Наступила пауза, главным образом использованная для поглощения остатков спиртного в кружках и их пополнения. Ее прервал голос одного из молодых людей, сидящего на некотором расстоянии от очага и довольно далеко от суфлера. У этого молодого человека были длинные волосы и литературные амбиции. Иногда он даже сам с собой говорил, как литератор или актер.
– Как мал этот мир! Вам известно, что из того самого эпизода, о котором только что говорил мистер Хаппл, возникло странное обстоятельство? Если бы я был следующим на очереди, я бы мог сделать из этого подобающий вывод.

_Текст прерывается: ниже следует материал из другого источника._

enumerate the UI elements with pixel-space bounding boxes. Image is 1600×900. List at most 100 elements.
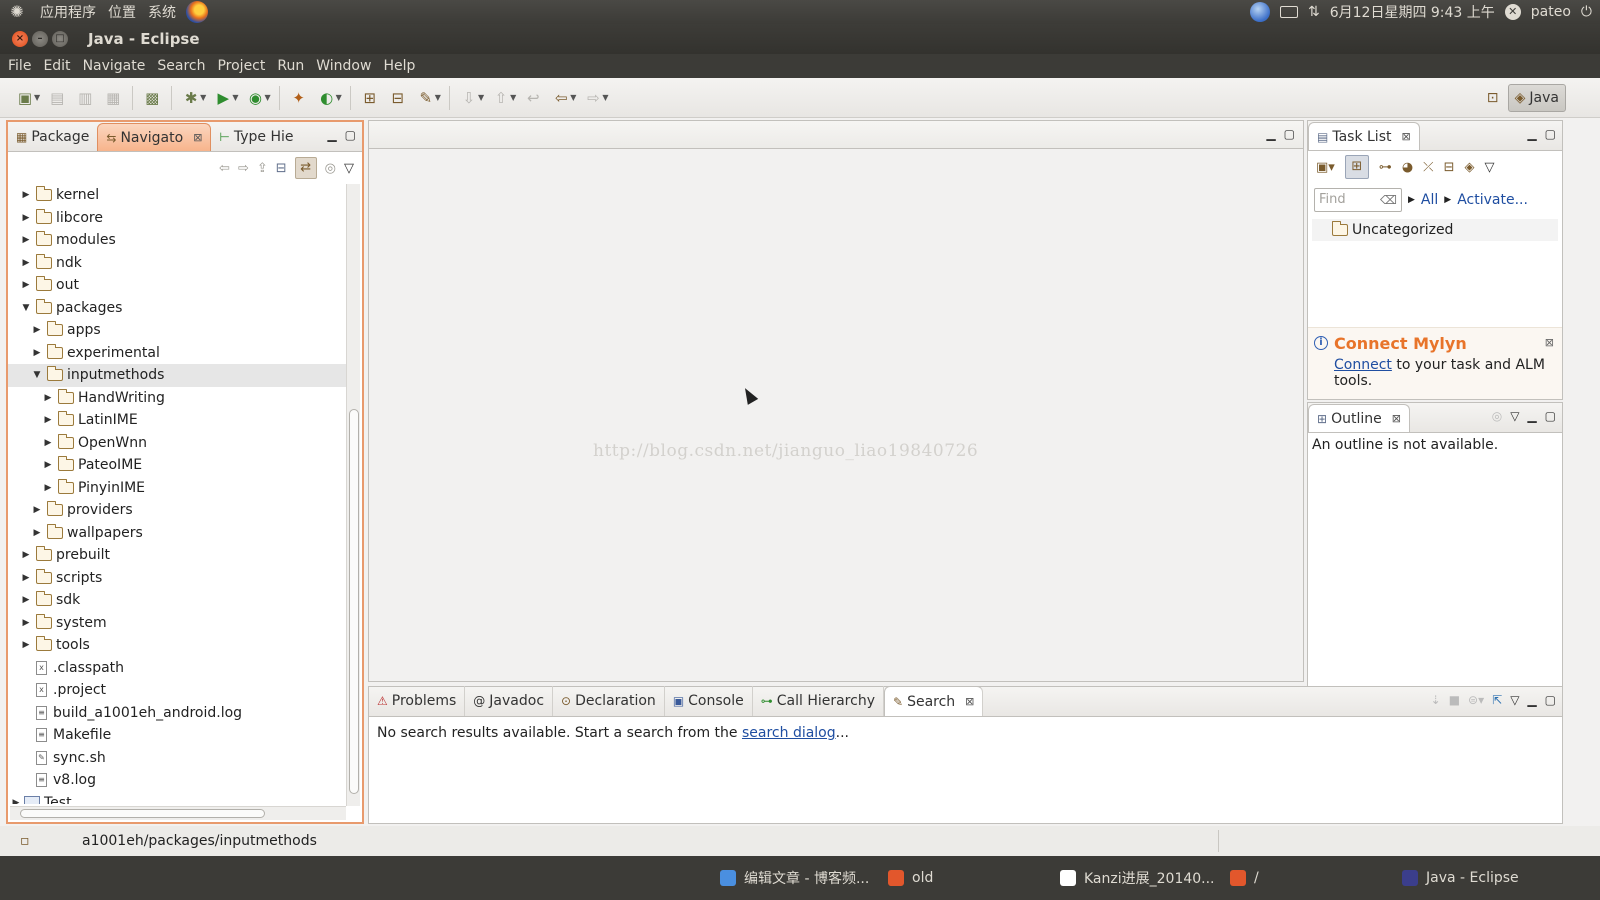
minimize-window-button[interactable]: – — [32, 31, 48, 47]
maximize-icon[interactable]: ▢ — [1545, 693, 1556, 707]
prev-annotation-dropdown-icon[interactable]: ▼ — [510, 93, 516, 102]
forward-icon[interactable]: ⇨ — [582, 87, 604, 109]
new-class-dropdown-icon[interactable]: ▼ — [336, 93, 342, 102]
tree-item[interactable]: ▶ PinyinIME — [8, 477, 348, 500]
expanded-twisty-icon[interactable]: ▼ — [31, 370, 43, 380]
open-type-icon[interactable]: ⊞ — [359, 87, 381, 109]
tree-item[interactable]: ▶ OpenWnn — [8, 432, 348, 455]
up-icon[interactable]: ⇪ — [257, 161, 268, 176]
applications-menu[interactable]: 应用程序 — [34, 2, 102, 22]
maximize-icon[interactable]: ▢ — [345, 128, 356, 142]
tree-horizontal-scrollbar[interactable] — [10, 806, 346, 820]
menu-run[interactable]: Run — [271, 58, 310, 74]
search-icon[interactable]: ✎ — [415, 87, 437, 109]
tree-item[interactable]: ▶ Test — [8, 792, 348, 804]
new-package-icon[interactable]: ✦ — [288, 87, 310, 109]
scheduled-icon[interactable]: ⊶ — [1379, 160, 1392, 175]
collapsed-twisty-icon[interactable]: ▶ — [20, 550, 32, 560]
tree-item[interactable]: ▶ out — [8, 274, 348, 297]
link-with-editor-icon[interactable]: ⇄ — [294, 157, 317, 179]
back-dropdown-icon[interactable]: ▼ — [570, 93, 576, 102]
last-edit-icon[interactable]: ↩ — [522, 87, 544, 109]
scrollbar-thumb[interactable] — [349, 409, 359, 794]
minimize-icon[interactable]: ▁ — [1266, 127, 1275, 141]
tree-item[interactable]: ▶ ndk — [8, 252, 348, 275]
new-icon[interactable]: ▣ — [14, 87, 36, 109]
collapsed-twisty-icon[interactable]: ▶ — [20, 235, 32, 245]
fast-view-icon[interactable]: ▫ — [20, 833, 40, 849]
close-window-button[interactable]: × — [12, 31, 28, 47]
collapsed-twisty-icon[interactable]: ▶ — [20, 595, 32, 605]
tree-item[interactable]: ≡ Makefile — [8, 724, 348, 747]
save-all-icon[interactable]: ▥ — [74, 87, 96, 109]
close-notice-icon[interactable]: ⊠ — [1545, 336, 1554, 349]
collapsed-twisty-icon[interactable]: ▶ — [10, 798, 22, 804]
tab-javadoc[interactable]: @ Javadoc — [465, 686, 554, 716]
tree-item[interactable]: ▶ prebuilt — [8, 544, 348, 567]
tree-item[interactable]: ▶ tools — [8, 634, 348, 657]
tab-outline[interactable]: ⊞ Outline ⊠ — [1308, 404, 1410, 432]
collapsed-twisty-icon[interactable]: ▶ — [42, 415, 54, 425]
collapsed-twisty-icon[interactable]: ▶ — [31, 325, 43, 335]
scrollbar-thumb[interactable] — [20, 809, 265, 818]
tree-item[interactable]: ≡ v8.log — [8, 769, 348, 792]
all-tasks-link[interactable]: All — [1421, 192, 1438, 208]
expanded-twisty-icon[interactable]: ▼ — [20, 303, 32, 313]
collapsed-twisty-icon[interactable]: ▶ — [42, 460, 54, 470]
power-icon[interactable]: ⏻ — [1581, 4, 1592, 20]
tree-item[interactable]: ▶ modules — [8, 229, 348, 252]
view-menu-icon[interactable]: ▽ — [1484, 160, 1494, 175]
print-icon[interactable]: ▦ — [102, 87, 124, 109]
expand-activate-icon[interactable]: ▶ — [1444, 195, 1451, 205]
connect-link[interactable]: Connect — [1334, 357, 1392, 373]
stop-icon[interactable]: ■ — [1449, 693, 1460, 707]
minimize-icon[interactable]: ▁ — [1527, 127, 1536, 141]
collapsed-twisty-icon[interactable]: ▶ — [42, 438, 54, 448]
collapse-all-icon[interactable]: ⊟ — [276, 161, 287, 176]
tab-problems[interactable]: ⚠ Problems — [369, 686, 466, 716]
editor-area[interactable]: ▁ ▢ http://blog.csdn.net/jianguo_liao198… — [368, 120, 1304, 682]
taskbar-item[interactable]: 编辑文章 - 博客频... — [720, 856, 869, 900]
tree-item[interactable]: ▶ libcore — [8, 207, 348, 230]
tab-search[interactable]: ✎ Search ⊠ — [884, 686, 984, 716]
menu-search[interactable]: Search — [151, 58, 211, 74]
globe-icon[interactable] — [1249, 2, 1270, 22]
save-icon[interactable]: ▤ — [46, 87, 68, 109]
tab-call-hierarchy[interactable]: ⊶ Call Hierarchy — [753, 686, 884, 716]
username[interactable]: pateo — [1531, 4, 1571, 20]
firefox-icon[interactable] — [186, 1, 208, 23]
clock[interactable]: 6月12日星期四 9:43 上午 — [1330, 2, 1495, 22]
user-status-icon[interactable]: ✕ — [1504, 4, 1521, 20]
menu-help[interactable]: Help — [377, 58, 421, 74]
tree-item[interactable]: ▶ apps — [8, 319, 348, 342]
tree-item[interactable]: x .classpath — [8, 657, 348, 680]
categorized-icon[interactable]: ⊞ — [1344, 155, 1369, 179]
minimize-icon[interactable]: ▁ — [1527, 693, 1536, 707]
history-icon[interactable]: ⊜▾ — [1468, 693, 1484, 707]
collapsed-twisty-icon[interactable]: ▶ — [31, 348, 43, 358]
close-tab-icon[interactable]: ⊠ — [193, 131, 202, 144]
collapsed-twisty-icon[interactable]: ▶ — [42, 393, 54, 403]
tree-item[interactable]: ≡ build_a1001eh_android.log — [8, 702, 348, 725]
menu-window[interactable]: Window — [310, 58, 377, 74]
collapsed-twisty-icon[interactable]: ▶ — [20, 190, 32, 200]
view-menu-icon[interactable]: ▽ — [1510, 409, 1519, 423]
taskbar-item[interactable]: Kanzi进展_20140... — [1060, 856, 1215, 900]
ubuntu-logo-icon[interactable]: ✺ — [6, 1, 28, 23]
back-icon[interactable]: ⇦ — [550, 87, 572, 109]
minimize-icon[interactable]: ▁ — [327, 128, 336, 142]
close-tab-icon[interactable]: ⊠ — [1401, 130, 1410, 143]
tree-item[interactable]: ▶ sdk — [8, 589, 348, 612]
tab-task-list[interactable]: ▤ Task List ⊠ — [1308, 122, 1420, 150]
menu-edit[interactable]: Edit — [37, 58, 76, 74]
synchronize-icon[interactable]: ◈ — [1464, 160, 1474, 175]
task-find-input[interactable]: Find ⌫ — [1314, 188, 1402, 212]
terminal-icon[interactable]: ▩ — [141, 87, 163, 109]
java-perspective-button[interactable]: ◈ Java — [1507, 84, 1566, 112]
tree-item[interactable]: ▶ wallpapers — [8, 522, 348, 545]
tab-console[interactable]: ▣ Console — [665, 686, 753, 716]
pin-icon[interactable]: ⇱ — [1492, 693, 1502, 707]
filter-icon[interactable]: ◎ — [325, 161, 336, 176]
tree-item[interactable]: ▶ experimental — [8, 342, 348, 365]
tab-package-explorer[interactable]: ▦ Package — [8, 123, 97, 151]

– Вывод или не вывод, – послышалось ворчание швеи, на которую пунш оказал убаюкивающее действие, окутав сном, словно плащом, – он не мог бы сравниться с мертвым младенцем, о котором я собиралась вам рассказать!
Ведущий положил конец угрозе новых воспоминаний, тряхнув ее за плечо.

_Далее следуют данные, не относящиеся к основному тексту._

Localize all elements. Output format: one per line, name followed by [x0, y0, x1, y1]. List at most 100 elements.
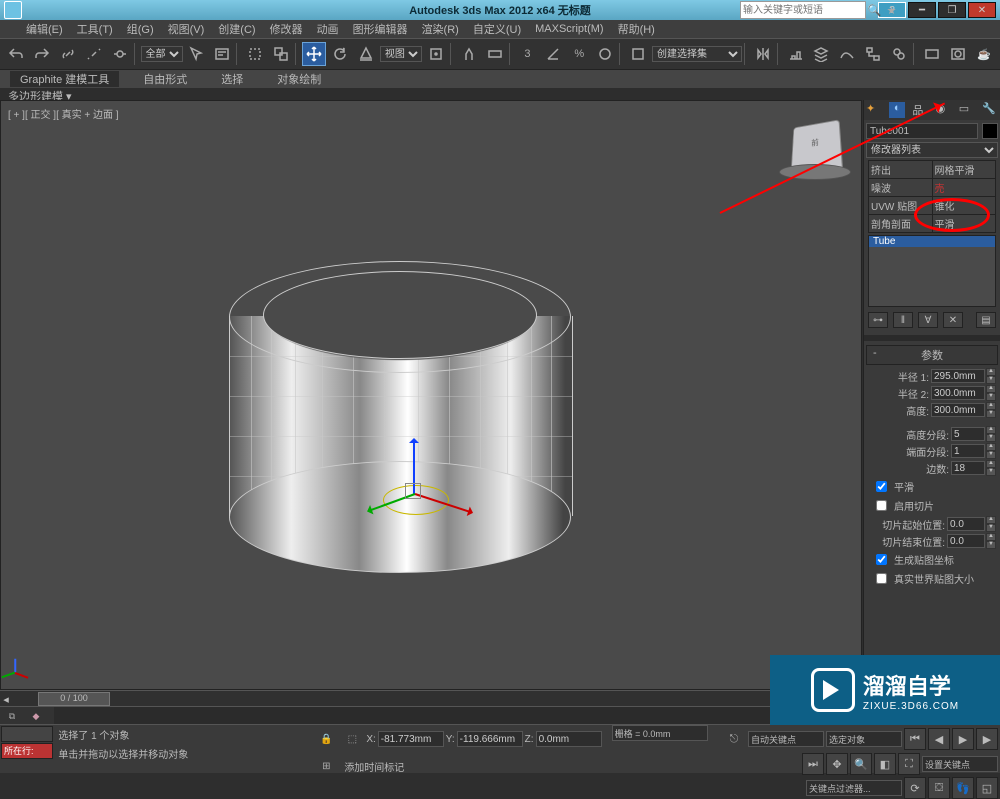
select-name-icon[interactable] [210, 42, 234, 66]
autokey-button[interactable]: 自动关键点 [748, 731, 824, 747]
show-end-icon[interactable]: ǁ [893, 312, 913, 328]
mirror-icon[interactable] [751, 42, 775, 66]
named-sel-dropdown[interactable]: 创建选择集 [652, 46, 742, 62]
setkey-button[interactable]: 设置关键点 [922, 756, 998, 772]
spinner-snap-icon[interactable] [593, 42, 617, 66]
spin-up[interactable]: ▲ [986, 460, 996, 468]
gen-mapcoords-checkbox[interactable] [876, 554, 887, 565]
object-color-swatch[interactable] [982, 123, 998, 139]
tab-modify-icon[interactable]: ◐ [889, 102, 905, 118]
bind-icon[interactable] [108, 42, 132, 66]
viewport-label[interactable]: [ + ][ 正交 ][ 真实 + 边面 ] [8, 106, 119, 121]
spin-up[interactable]: ▲ [986, 402, 996, 410]
maximize-button[interactable]: ❐ [938, 2, 966, 18]
link-icon[interactable] [56, 42, 80, 66]
maxscript-mini-1[interactable] [1, 726, 53, 742]
menu-view[interactable]: 视图(V) [162, 21, 211, 37]
sides-field[interactable] [951, 461, 985, 475]
menu-maxscript[interactable]: MAXScript(M) [529, 23, 609, 35]
material-editor-icon[interactable] [887, 42, 911, 66]
select-icon[interactable] [185, 42, 209, 66]
render-frame-icon[interactable] [946, 42, 970, 66]
fov-icon[interactable]: ◧ [874, 753, 896, 775]
slice-to-field[interactable] [947, 534, 985, 548]
search-input[interactable] [740, 1, 866, 19]
spin-down[interactable]: ▼ [986, 434, 996, 442]
render-setup-icon[interactable] [920, 42, 944, 66]
walk-icon[interactable]: 👣 [952, 777, 974, 799]
goto-end-icon[interactable]: ⏭ [802, 753, 824, 775]
set-key-red-button[interactable]: 所在行: [1, 743, 53, 759]
mod-meshsmooth[interactable]: 网格平滑 [932, 161, 996, 179]
tab-display-icon[interactable]: ▭ [959, 102, 975, 118]
zoom-icon[interactable]: 🔍 [850, 753, 872, 775]
rollout-params[interactable]: 参数 [866, 345, 998, 365]
star-icon[interactable]: ★ [883, 0, 900, 22]
coord-z-field[interactable] [536, 731, 602, 747]
menu-render[interactable]: 渲染(R) [416, 21, 465, 37]
window-crossing-icon[interactable] [269, 42, 293, 66]
tab-paint[interactable]: 对象绘制 [267, 71, 331, 87]
spin-up[interactable]: ▲ [986, 368, 996, 376]
mod-smooth[interactable]: 平滑 [932, 215, 996, 233]
keyfilter-selset[interactable]: 选定对象 [826, 731, 902, 747]
move-icon[interactable] [302, 42, 326, 66]
keyfilter-button[interactable]: 关键点过滤器... [806, 780, 902, 796]
mod-uvwmap[interactable]: UVW 贴图 [869, 197, 933, 215]
menu-grapheditors[interactable]: 图形编辑器 [347, 21, 414, 37]
redo-icon[interactable] [30, 42, 54, 66]
orbit-icon[interactable]: ⟳ [904, 777, 926, 799]
stack-item-tube[interactable]: Tube [869, 236, 995, 247]
spin-up[interactable]: ▲ [986, 426, 996, 434]
spin-down[interactable]: ▼ [986, 468, 996, 476]
tab-create-icon[interactable]: ✦ [866, 102, 882, 118]
viewport[interactable]: 前 [0, 100, 862, 690]
coord-x-field[interactable] [378, 731, 444, 747]
radius1-field[interactable] [931, 369, 985, 383]
modifier-stack[interactable]: Tube [868, 235, 996, 307]
scale-icon[interactable] [354, 42, 378, 66]
remove-mod-icon[interactable]: ✕ [943, 312, 963, 328]
spin-up[interactable]: ▲ [986, 385, 996, 393]
mod-extrude[interactable]: 挤出 [869, 161, 933, 179]
spin-down[interactable]: ▼ [986, 376, 996, 384]
slice-from-field[interactable] [947, 517, 985, 531]
time-slider[interactable]: ◂ 0 / 100 [0, 690, 860, 707]
mod-noise[interactable]: 噪波 [869, 179, 933, 197]
min-max-icon[interactable]: ◱ [976, 777, 998, 799]
move-gizmo[interactable] [395, 489, 475, 569]
prev-frame-icon[interactable]: ◀ [928, 728, 950, 750]
selection-filter[interactable]: 全部 [141, 46, 183, 62]
keymode-icon[interactable] [483, 42, 507, 66]
pan-icon[interactable]: ✥ [826, 753, 848, 775]
schematic-icon[interactable] [861, 42, 885, 66]
rotate-icon[interactable] [328, 42, 352, 66]
tab-graphite[interactable]: Graphite 建模工具 [10, 71, 119, 87]
manipulate-icon[interactable] [457, 42, 481, 66]
mod-shell[interactable]: 売 [932, 179, 996, 197]
spin-down[interactable]: ▼ [986, 451, 996, 459]
make-unique-icon[interactable]: ∀ [918, 312, 938, 328]
lock-icon[interactable]: 🔒 [314, 727, 338, 751]
abs-rel-icon[interactable]: ⬚ [340, 727, 364, 751]
realworld-checkbox[interactable] [876, 573, 887, 584]
named-sel-icon[interactable] [626, 42, 650, 66]
curve-editor-icon[interactable] [835, 42, 859, 66]
modifier-list-dropdown[interactable]: 修改器列表 [866, 142, 998, 158]
undo-icon[interactable] [4, 42, 28, 66]
unlink-icon[interactable] [82, 42, 106, 66]
play-icon[interactable]: ▶ [952, 728, 974, 750]
height-segs-field[interactable] [951, 427, 985, 441]
menu-create[interactable]: 创建(C) [212, 21, 261, 37]
mod-taper[interactable]: 锥化 [932, 197, 996, 215]
percent-snap-icon[interactable]: % [567, 42, 591, 66]
zoom-extents-icon[interactable]: ⛶ [898, 753, 920, 775]
menu-help[interactable]: 帮助(H) [612, 21, 661, 37]
menu-tools[interactable]: 工具(T) [71, 21, 119, 37]
radius2-field[interactable] [931, 386, 985, 400]
smooth-checkbox[interactable] [876, 481, 887, 492]
pin-stack-icon[interactable]: ⊶ [868, 312, 888, 328]
pivot-icon[interactable] [424, 42, 448, 66]
rect-select-icon[interactable] [243, 42, 267, 66]
menu-group[interactable]: 组(G) [121, 21, 160, 37]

– Проснитесь, милая леди, – сказал он, – и познайте, как низок этот мир. Думаю, мы можем признать, – прибавил он, оглядывая всех, – что в таком исключительном случае возможно нарушить очередность и попросить Тумаки быть следующим.
«Тумаки» было прозвищем мистера Горацио Спарбрука, полученным им за попытку ввести реализм в текст роли Гаспара из пьесы «Леди из Лиона», заменив этим словом «побои».
– Мистер Хаппл упомянул, что во время того памятного путешествия через затопленный Байу-Пьер было сделано некое признание. Могу я спросить, вы сами его слышали?